练习 3:Observability(4 个 production telemetry)¶
对应 Stage 7 — Multi-Agent & Production 练习 3。
任务¶
Production agent 必备 4 个 telemetry:
- Latency:每个 step 多久(p50/p95/p99)
- Token usage:input / output(追 cost)
- Trace:multi-step agent 每一步(debug + audit)

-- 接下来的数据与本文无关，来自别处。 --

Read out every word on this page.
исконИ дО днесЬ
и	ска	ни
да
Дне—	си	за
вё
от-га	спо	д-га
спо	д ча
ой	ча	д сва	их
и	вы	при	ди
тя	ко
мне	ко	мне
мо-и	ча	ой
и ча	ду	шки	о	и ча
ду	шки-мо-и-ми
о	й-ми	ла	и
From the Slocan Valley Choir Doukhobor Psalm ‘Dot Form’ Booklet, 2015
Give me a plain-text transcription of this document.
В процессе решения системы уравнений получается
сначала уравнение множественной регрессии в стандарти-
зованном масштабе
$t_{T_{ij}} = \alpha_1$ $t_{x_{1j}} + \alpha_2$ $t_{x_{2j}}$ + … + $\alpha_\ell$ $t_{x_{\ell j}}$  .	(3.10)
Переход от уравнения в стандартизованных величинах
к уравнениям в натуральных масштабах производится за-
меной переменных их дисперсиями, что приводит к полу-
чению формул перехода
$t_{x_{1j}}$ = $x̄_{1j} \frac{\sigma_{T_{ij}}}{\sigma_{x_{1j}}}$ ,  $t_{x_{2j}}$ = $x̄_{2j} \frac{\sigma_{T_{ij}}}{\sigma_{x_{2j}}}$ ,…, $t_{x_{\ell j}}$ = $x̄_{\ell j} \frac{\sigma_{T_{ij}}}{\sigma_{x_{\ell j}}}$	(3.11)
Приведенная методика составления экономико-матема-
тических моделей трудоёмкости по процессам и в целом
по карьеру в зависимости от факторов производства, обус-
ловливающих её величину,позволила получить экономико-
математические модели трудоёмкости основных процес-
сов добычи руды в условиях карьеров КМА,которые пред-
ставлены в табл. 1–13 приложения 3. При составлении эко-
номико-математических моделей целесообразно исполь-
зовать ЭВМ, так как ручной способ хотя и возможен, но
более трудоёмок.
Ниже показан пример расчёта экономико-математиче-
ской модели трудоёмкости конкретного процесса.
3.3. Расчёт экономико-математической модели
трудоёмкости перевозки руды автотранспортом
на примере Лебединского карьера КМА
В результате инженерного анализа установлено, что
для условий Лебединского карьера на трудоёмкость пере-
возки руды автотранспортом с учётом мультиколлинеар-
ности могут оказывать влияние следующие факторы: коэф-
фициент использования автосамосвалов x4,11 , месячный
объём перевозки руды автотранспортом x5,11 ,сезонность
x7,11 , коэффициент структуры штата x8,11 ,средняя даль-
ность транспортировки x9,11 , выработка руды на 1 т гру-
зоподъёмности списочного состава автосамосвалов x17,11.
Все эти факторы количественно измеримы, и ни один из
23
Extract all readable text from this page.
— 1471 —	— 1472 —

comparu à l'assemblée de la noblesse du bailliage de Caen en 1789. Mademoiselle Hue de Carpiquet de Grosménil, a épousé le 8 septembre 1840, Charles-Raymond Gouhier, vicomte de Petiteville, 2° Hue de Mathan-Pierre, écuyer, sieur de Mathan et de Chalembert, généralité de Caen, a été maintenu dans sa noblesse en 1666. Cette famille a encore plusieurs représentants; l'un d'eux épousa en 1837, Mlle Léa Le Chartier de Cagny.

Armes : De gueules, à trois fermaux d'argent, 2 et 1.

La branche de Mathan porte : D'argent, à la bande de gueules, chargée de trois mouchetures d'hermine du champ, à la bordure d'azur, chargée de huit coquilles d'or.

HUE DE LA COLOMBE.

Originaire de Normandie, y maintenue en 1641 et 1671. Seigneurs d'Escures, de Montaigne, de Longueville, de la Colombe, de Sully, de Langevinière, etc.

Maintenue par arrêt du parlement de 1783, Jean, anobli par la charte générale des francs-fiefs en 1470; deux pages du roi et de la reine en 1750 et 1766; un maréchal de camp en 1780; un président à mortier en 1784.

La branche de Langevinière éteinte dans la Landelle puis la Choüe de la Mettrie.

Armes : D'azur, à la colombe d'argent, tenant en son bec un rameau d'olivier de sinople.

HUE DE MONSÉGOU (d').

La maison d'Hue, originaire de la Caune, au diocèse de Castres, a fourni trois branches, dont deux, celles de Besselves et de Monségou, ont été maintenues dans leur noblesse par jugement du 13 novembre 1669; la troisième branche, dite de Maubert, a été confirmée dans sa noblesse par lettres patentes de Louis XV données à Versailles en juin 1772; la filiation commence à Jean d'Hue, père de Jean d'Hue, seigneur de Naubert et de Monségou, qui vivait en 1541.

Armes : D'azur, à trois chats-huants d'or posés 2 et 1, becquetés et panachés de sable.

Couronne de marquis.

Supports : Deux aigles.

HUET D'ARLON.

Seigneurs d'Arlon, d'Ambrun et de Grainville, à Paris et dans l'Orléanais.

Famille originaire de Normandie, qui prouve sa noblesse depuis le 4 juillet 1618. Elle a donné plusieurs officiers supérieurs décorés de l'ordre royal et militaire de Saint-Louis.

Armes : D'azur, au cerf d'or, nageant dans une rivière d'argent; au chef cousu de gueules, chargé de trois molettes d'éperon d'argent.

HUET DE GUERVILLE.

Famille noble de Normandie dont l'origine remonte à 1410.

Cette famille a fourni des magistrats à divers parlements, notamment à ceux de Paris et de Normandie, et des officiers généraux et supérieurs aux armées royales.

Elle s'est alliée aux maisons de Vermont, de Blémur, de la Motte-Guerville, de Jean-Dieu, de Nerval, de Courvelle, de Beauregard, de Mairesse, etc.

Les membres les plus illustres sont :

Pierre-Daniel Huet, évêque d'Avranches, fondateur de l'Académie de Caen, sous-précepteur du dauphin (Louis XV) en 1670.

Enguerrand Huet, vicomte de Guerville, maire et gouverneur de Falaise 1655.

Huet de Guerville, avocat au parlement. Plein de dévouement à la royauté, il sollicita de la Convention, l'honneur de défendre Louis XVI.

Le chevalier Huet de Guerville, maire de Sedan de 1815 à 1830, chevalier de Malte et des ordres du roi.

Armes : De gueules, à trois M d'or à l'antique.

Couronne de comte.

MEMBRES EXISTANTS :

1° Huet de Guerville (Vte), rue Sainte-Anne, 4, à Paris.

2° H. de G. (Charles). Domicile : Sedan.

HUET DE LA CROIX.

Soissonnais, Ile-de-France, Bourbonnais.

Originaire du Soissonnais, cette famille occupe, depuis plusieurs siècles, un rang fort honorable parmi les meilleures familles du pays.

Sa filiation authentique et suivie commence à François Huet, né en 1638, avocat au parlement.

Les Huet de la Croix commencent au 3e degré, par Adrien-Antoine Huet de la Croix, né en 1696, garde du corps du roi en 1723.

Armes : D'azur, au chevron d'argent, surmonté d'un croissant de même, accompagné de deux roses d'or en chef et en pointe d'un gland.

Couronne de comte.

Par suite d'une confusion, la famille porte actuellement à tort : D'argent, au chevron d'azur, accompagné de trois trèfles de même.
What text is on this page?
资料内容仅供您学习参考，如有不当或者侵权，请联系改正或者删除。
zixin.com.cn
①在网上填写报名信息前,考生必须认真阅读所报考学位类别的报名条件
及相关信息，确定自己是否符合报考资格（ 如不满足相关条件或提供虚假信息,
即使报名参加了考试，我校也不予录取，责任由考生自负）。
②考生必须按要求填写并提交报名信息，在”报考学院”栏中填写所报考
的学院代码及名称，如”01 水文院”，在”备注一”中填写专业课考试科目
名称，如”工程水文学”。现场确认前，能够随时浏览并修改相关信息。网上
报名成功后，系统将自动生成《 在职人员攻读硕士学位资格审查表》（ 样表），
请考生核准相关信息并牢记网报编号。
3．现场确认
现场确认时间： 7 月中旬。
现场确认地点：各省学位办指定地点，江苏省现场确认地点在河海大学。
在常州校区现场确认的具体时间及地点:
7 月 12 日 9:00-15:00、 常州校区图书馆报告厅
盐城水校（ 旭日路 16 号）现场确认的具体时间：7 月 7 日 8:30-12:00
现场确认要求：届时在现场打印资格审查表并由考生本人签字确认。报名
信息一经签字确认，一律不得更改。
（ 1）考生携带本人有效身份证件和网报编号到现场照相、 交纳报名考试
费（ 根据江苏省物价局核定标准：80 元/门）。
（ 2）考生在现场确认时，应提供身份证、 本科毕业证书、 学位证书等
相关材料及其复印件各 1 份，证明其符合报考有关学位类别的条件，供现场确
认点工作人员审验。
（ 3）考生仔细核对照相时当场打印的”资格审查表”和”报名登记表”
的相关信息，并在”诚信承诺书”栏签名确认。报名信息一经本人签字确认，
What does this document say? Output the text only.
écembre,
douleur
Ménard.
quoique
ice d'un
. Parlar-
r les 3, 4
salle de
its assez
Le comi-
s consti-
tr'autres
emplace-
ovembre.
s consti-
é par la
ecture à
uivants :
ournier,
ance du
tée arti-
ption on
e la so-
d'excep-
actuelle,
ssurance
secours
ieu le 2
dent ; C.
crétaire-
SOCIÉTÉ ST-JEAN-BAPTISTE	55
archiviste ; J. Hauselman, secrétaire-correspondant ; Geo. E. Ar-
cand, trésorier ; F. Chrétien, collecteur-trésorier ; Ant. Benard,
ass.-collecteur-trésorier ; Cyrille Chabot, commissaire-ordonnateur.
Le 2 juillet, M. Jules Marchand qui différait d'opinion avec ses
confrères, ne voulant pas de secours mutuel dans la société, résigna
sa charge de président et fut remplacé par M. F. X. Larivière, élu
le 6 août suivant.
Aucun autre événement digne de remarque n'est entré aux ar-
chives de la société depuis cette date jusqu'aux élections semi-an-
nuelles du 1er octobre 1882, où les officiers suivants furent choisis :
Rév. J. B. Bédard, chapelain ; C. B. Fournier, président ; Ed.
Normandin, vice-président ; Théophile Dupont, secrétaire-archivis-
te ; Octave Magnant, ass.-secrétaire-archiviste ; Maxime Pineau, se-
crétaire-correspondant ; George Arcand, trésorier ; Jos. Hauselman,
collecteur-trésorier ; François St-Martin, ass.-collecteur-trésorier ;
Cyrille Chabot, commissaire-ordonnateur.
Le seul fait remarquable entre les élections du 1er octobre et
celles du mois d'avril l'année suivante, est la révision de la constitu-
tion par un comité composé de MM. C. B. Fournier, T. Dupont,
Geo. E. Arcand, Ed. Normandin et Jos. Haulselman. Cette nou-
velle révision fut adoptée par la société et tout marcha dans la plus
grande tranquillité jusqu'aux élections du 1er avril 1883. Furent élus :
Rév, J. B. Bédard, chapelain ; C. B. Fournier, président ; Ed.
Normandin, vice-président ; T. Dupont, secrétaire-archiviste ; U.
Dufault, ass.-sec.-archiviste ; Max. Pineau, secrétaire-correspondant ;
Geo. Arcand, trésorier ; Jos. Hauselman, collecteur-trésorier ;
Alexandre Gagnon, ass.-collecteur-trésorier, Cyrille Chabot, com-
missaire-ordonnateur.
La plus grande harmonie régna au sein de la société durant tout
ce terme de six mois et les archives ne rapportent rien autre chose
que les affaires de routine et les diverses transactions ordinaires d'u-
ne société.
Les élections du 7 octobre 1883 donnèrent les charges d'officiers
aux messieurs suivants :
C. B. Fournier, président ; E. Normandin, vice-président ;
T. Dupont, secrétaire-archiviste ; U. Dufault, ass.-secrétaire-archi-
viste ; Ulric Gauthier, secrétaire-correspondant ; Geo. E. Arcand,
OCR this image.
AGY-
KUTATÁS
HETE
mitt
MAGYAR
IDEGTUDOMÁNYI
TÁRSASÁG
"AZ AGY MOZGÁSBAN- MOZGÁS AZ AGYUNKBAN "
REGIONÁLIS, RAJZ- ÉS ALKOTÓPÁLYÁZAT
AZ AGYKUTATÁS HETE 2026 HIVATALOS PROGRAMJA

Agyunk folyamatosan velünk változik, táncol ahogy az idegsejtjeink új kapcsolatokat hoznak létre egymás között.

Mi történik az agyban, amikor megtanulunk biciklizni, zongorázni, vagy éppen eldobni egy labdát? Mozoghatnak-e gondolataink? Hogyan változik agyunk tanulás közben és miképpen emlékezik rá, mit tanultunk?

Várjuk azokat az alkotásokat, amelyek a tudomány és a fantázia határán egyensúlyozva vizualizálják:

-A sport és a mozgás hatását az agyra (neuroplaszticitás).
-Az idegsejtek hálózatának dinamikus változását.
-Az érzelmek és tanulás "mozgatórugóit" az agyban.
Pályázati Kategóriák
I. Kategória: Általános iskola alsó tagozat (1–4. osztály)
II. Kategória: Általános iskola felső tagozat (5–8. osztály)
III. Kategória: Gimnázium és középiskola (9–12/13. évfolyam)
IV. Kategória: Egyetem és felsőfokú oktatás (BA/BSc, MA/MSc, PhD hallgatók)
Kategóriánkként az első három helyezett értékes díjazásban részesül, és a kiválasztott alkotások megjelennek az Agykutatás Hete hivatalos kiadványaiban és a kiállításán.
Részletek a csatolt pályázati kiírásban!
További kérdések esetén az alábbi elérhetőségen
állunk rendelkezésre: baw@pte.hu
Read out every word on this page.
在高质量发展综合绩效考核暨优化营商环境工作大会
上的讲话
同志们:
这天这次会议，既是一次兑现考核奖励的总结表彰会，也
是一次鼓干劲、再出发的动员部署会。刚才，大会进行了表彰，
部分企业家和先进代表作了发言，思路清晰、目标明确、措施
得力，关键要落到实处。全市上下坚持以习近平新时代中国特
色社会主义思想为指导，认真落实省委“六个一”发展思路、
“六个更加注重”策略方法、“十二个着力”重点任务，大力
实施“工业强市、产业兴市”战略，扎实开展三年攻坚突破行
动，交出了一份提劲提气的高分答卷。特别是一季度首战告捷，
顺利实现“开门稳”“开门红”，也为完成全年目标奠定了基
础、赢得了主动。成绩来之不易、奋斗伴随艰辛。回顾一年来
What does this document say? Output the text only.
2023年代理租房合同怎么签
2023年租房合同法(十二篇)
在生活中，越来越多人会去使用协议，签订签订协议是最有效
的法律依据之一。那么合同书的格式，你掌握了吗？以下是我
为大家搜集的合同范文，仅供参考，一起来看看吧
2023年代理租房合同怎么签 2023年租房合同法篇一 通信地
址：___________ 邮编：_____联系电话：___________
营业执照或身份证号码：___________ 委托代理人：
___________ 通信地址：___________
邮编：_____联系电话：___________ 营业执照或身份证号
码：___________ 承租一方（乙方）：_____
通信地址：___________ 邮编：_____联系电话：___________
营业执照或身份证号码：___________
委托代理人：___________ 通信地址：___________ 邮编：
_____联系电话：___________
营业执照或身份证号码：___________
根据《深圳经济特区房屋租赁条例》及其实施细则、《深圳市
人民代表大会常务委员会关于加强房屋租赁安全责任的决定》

- Errors:exception + retry count
实作:TraceContext + trace_span context manager + 在 LLM call 之间 instrument。
怎么跑¶
pip install -r requirements.txt
ollama pull qwen2.5:3b
ollama serve
python starter.py
预算:$0(Path A)。Path B 用 Claude:~$0.0001/run。
python test.py # 5 个 test
python test_anthropic.py
4 个 primitive¶
Latency(用 contextmanager)¶
@contextmanager
def trace_span(ctx, name, **extras):
t0 = time.perf_counter()
try:
yield
finally:
latency_ms = (time.perf_counter() - t0) * 1000
ctx.add_span(name, latency_ms, **extras)
with trace_span(ctx, "search_step"):
result = expensive_search(query)
Token usage¶
resp = client.messages.create(...)
ctx.add_tokens(input_t=resp.usage.input_tokens, output_t=resp.usage.output_tokens)
- Anthropic:
usage.input_tokens/usage.output_tokens精确 - OpenAI/Ollama:
usage.prompt_tokens/usage.completion_tokens、Ollama 偶尔不返回 usage
Trace¶
ctx = TraceContext("req_42")
with trace_span(ctx, "search"): ...
with trace_span(ctx, "llm_call"): ...
print(ctx.summary()) # 看整个 request 的 timeline
Errors¶
@contextmanager
def trace_span(ctx, name):
try:
yield
except Exception as e:
ctx.add_error(f"{name}: {e}")
raise # 重要:raise 出去、不要吞 exception
Production tools(不要自己写)¶
实作 primitive 是学原理。Production 用 OpenTelemetry + 托管平台:
- Langfuse:open-source、self-host、tracing + eval + prompt management 一条龙
- LangSmith:LangChain ecosystem
- Helicone:proxy mode、零 code change
- Arize Phoenix:open-source、OpenTelemetry-native
- Datadog LLM Observability:integrate with general APM
- Anthropic API Console:Claude usage / cost 内建 dashboard
Production checklist¶
对每个 production agent 至少要回答:
[ ] p50 / p95 / p99 latency 多少?
[ ] 每 request 平均花多少 token?($)
[ ] 哪几个 step 最慢?
[ ] 错误率多少?哪一类错最多?
[ ] retry 后 success rate 多少?
[ ] cost / request 趋势(每月)?
[ ] 哪些 query 答错?(连到 eval、练习 2)
回答不出来 = 没 observability。
两个 path 观察重点¶
| 观察项 | Anthropic Claude | Ollama qwen2.5:3b |
|---|---|---|
usage.tokens 精确度 |
✅ 完整(含 cache_*) | ⚠ 偶尔没返回 |
| Cost tracking | 直接 cost = token × pricing | $0、但 GPU 时间有成本 |
| Latency 来源 | Network + queue + inference | 纯 inference |
| Production deploy 观察 | 看 Anthropic console | 自己跑 prometheus / grafana |
常见坑¶
- Token usage 没记:上线一个月才发现 cost 漏记、无法 forecast
- Span 不够细:只记 "agent_call" 整体、没拆 "search" / "rerank" / "generate"、debug 时看不到瓶颈
- Error swallowed:context manager 吃掉 exception、上层以为成功
- production 直接 print():应该用 structured logging(JSON / OpenTelemetry)、写去 cloud
- 没 sample 机制:高 QPS 全量 trace 会塞爆 backend、要 sampling(譬如 10% trace + 100% error)
延伸¶
- OpenTelemetry 整合:把
trace_span改成tracer.start_as_current_span(...)就能丢去 Jaeger / Datadog - Langfuse SDK:3 行接上 Anthropic Claude、自动 trace
- Prometheus metrics:counter(request_count)、histogram(latency)、gauge(active_sessions)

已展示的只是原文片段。